American rabbi, author, psychologist

Joshua Zelig Pliskin (זעליג פליסקין) is an Orthodox Jewish rabbi, writer, lecturer, and author of more than 25 books, including Gateway to Happiness, Conversations With Yourself, Building Your Self-Image and the Self-Image of Others, and Life Is Now.

==Early years==
Pliskin was born in 1946 in Baltimore, Maryland. As a young boy he attended Yeshiva Chofetz Chaim Talmudical Academy of Baltimore and later studied at the Telshe Yeshiva in Cleveland, Ohio. After his marriage to Raizel, they moved to Israel and he studied for five years at a Brisk yeshiva. He received his degree in Counseling Psychology at the State University of New York.

==Becoming an author==
Pliskin's father, Rabbi Shmuel Pliskin, had been a student of Israel Meir Kagan, popularly known as the Chofetz Chaim, at the Raduń Yeshiva in Poland and had written a Yiddish-language biography of him, Der Chofetz Chayim: Zine Leben un Shafen (Warsaw, 1936). In 1974, after writing an article for The Jewish Observer about the life of the Chofetz Chaim, "The Profile of an Oheiv Yisroel," Zelig Pliskin was asked to write a book explaining the Chofetz Chaim's teachings. The result was his first book, Guard Your Tongue.

==Current work==
After Pliskin's move to Israel, the outreach organization Aish HaTorah asked him to speak on human emotions and relationships. Pliskin now provides marriage counseling and works with individuals to encourage their personal growth and improvement. He remains closely affiliated with Aish HaTorah, and lectures both in Israel and in the United States.

==Philosophy==
The focus of Pliskin's teachings is helping people improve themselves and find happiness.

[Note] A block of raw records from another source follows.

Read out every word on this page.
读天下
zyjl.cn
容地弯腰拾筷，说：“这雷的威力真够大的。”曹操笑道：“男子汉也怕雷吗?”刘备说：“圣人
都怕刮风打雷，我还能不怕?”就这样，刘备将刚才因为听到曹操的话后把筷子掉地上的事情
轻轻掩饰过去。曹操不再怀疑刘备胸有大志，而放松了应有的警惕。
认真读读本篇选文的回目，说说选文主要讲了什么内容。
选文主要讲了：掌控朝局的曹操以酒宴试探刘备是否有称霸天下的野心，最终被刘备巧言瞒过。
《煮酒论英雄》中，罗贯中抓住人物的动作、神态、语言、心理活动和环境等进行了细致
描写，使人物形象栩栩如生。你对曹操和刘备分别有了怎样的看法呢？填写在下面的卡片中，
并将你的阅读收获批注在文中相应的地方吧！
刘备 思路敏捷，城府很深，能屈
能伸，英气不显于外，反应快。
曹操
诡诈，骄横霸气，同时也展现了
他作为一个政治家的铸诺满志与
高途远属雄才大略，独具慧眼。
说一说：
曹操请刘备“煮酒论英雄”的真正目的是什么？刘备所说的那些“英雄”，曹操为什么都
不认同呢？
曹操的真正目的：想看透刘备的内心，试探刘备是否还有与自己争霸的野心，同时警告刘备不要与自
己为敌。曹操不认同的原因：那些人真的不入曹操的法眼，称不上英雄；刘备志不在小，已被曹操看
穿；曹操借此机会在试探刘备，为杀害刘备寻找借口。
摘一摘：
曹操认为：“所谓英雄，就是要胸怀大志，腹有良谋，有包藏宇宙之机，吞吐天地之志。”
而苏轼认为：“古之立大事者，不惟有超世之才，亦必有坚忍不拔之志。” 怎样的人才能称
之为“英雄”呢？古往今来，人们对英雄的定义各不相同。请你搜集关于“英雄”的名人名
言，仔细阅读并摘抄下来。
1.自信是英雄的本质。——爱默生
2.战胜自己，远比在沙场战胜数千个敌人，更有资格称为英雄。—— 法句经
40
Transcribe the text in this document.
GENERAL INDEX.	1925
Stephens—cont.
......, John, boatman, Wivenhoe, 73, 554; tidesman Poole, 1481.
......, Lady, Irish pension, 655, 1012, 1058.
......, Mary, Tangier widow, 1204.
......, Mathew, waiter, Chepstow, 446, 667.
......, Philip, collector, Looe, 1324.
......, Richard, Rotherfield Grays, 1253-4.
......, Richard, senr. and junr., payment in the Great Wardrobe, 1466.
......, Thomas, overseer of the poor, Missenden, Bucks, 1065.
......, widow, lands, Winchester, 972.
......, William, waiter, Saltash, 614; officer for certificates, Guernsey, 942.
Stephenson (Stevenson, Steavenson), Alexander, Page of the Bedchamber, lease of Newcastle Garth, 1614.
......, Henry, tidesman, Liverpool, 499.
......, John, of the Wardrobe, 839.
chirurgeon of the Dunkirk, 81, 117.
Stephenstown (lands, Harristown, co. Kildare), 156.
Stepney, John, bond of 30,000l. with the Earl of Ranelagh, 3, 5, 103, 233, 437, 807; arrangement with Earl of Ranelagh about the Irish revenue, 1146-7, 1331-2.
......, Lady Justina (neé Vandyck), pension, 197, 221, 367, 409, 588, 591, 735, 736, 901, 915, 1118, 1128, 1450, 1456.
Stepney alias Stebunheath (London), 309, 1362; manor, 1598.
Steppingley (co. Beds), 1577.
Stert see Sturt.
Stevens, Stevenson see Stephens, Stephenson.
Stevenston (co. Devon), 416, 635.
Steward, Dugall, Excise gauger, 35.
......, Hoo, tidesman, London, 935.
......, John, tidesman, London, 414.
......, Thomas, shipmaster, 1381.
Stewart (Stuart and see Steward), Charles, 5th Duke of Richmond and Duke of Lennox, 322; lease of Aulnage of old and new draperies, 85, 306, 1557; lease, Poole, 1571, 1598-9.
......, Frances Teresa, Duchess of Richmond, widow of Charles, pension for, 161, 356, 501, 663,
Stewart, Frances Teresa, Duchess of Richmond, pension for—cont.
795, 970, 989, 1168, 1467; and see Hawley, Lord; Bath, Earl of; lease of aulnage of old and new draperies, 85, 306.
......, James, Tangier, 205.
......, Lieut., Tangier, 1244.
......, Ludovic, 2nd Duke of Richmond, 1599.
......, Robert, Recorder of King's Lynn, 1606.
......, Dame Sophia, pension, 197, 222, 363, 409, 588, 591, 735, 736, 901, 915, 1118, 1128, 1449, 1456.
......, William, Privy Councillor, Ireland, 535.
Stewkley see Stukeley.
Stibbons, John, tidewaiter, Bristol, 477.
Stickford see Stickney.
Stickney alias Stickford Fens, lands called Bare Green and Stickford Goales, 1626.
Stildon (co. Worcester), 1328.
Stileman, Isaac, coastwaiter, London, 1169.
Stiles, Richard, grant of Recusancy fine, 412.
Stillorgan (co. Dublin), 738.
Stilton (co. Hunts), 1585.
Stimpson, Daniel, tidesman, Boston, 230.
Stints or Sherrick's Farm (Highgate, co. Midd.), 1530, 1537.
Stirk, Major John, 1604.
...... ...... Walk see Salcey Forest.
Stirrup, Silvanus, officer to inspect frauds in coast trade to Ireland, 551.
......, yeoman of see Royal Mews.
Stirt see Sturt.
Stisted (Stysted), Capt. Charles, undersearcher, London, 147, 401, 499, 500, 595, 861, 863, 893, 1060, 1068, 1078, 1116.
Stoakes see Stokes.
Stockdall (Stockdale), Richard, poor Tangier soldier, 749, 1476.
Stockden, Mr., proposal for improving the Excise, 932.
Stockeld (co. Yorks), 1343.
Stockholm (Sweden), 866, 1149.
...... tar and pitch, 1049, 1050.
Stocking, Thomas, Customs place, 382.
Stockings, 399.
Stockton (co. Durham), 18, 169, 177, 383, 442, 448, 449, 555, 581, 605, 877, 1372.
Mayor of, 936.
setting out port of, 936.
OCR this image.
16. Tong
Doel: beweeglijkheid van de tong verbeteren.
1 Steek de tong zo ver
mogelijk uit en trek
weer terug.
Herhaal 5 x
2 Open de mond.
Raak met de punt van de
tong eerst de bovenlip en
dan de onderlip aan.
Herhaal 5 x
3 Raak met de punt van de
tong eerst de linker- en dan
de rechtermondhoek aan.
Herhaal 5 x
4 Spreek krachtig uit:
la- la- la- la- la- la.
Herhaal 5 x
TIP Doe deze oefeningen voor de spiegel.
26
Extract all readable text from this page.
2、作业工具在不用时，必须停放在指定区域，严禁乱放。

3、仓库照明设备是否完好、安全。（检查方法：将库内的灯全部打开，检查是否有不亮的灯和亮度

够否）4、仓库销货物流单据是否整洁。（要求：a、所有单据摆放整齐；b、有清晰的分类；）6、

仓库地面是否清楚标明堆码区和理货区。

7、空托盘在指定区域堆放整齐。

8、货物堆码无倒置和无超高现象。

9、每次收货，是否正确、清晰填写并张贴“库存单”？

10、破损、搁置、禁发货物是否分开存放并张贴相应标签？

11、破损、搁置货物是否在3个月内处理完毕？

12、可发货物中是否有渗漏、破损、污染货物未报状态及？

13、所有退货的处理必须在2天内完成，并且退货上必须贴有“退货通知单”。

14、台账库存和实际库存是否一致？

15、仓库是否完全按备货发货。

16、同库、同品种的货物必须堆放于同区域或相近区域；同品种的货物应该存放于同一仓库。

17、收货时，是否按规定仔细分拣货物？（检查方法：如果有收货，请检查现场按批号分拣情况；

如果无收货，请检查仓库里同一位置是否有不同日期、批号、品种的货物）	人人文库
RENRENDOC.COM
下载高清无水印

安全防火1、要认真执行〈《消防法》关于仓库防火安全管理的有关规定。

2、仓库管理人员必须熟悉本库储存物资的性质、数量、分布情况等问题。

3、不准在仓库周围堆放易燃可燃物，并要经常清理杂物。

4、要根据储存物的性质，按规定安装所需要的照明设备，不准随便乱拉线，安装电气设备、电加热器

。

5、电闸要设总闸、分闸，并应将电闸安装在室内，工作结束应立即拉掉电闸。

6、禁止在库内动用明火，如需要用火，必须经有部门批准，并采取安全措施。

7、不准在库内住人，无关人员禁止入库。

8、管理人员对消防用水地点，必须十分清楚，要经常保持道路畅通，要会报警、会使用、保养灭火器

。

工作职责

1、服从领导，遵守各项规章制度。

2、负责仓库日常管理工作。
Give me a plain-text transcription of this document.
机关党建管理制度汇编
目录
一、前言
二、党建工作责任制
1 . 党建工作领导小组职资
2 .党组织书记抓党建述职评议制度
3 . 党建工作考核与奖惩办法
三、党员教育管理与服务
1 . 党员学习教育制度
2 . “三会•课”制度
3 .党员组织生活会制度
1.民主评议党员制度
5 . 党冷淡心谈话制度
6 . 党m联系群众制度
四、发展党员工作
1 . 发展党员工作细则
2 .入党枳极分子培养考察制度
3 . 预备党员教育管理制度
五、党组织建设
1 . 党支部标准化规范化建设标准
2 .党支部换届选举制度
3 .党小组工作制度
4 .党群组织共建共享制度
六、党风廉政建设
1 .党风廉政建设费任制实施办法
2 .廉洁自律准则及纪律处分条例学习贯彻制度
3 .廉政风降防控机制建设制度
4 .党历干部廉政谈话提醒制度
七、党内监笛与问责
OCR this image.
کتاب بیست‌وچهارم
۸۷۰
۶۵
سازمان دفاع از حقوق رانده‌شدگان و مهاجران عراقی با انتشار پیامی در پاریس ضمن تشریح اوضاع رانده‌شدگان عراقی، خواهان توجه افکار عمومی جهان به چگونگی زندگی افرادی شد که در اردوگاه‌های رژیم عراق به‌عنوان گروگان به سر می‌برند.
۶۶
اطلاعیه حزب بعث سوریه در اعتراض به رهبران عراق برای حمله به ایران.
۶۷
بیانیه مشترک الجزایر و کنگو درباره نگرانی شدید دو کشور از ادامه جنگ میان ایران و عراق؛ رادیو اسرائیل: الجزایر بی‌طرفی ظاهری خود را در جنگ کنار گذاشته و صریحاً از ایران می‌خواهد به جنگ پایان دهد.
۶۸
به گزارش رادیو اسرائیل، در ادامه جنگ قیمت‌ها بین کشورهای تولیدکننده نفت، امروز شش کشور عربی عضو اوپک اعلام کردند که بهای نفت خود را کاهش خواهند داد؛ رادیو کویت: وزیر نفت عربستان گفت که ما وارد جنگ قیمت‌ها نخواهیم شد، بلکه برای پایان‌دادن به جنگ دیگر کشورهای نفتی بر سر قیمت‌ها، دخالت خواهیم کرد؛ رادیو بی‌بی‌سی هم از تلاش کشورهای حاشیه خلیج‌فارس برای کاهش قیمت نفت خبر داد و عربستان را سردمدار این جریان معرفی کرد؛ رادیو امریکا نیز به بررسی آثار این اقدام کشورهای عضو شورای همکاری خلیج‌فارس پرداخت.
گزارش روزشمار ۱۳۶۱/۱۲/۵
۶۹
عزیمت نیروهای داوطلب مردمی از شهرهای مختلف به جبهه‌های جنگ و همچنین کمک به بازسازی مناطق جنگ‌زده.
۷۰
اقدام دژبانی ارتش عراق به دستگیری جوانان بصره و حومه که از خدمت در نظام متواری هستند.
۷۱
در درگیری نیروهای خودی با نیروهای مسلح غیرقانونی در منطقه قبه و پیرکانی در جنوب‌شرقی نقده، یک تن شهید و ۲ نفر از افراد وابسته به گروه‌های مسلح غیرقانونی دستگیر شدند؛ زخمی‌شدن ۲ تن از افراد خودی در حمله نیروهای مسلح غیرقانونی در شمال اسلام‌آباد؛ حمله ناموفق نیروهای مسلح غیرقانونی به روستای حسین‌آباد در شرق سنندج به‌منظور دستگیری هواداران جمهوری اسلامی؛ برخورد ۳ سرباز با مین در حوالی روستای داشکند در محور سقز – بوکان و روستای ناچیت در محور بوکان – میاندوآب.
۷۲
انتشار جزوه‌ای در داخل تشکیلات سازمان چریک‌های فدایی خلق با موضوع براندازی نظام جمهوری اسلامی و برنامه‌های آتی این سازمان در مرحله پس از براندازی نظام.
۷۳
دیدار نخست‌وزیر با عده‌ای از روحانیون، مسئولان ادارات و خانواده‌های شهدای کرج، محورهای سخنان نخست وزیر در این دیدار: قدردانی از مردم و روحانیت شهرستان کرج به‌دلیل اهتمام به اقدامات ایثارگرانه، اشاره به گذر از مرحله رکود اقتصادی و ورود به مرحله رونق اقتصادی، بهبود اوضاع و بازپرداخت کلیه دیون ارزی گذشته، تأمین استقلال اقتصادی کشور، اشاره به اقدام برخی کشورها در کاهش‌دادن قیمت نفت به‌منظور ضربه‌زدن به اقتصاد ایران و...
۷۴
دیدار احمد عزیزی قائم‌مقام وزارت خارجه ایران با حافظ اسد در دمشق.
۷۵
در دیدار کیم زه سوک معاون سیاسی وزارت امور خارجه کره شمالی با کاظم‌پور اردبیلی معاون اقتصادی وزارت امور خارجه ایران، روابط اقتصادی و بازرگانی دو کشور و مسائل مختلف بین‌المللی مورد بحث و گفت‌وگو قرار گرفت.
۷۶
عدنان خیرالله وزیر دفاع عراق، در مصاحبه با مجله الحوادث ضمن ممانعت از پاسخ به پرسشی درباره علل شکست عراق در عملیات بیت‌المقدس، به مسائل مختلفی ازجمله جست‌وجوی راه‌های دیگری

He maintains that there are four basic aspects that make up who we are and who we are becoming:
- state of mind
- self image
- personality traits
- goals

Most important, Pliskin believes, is that we maintain a positive state of mind, allowing us "to be productive and reach our full potential, achieve our goals and bring out the best in others."

==Personal life==
Pliskin lives in Jerusalem with his family.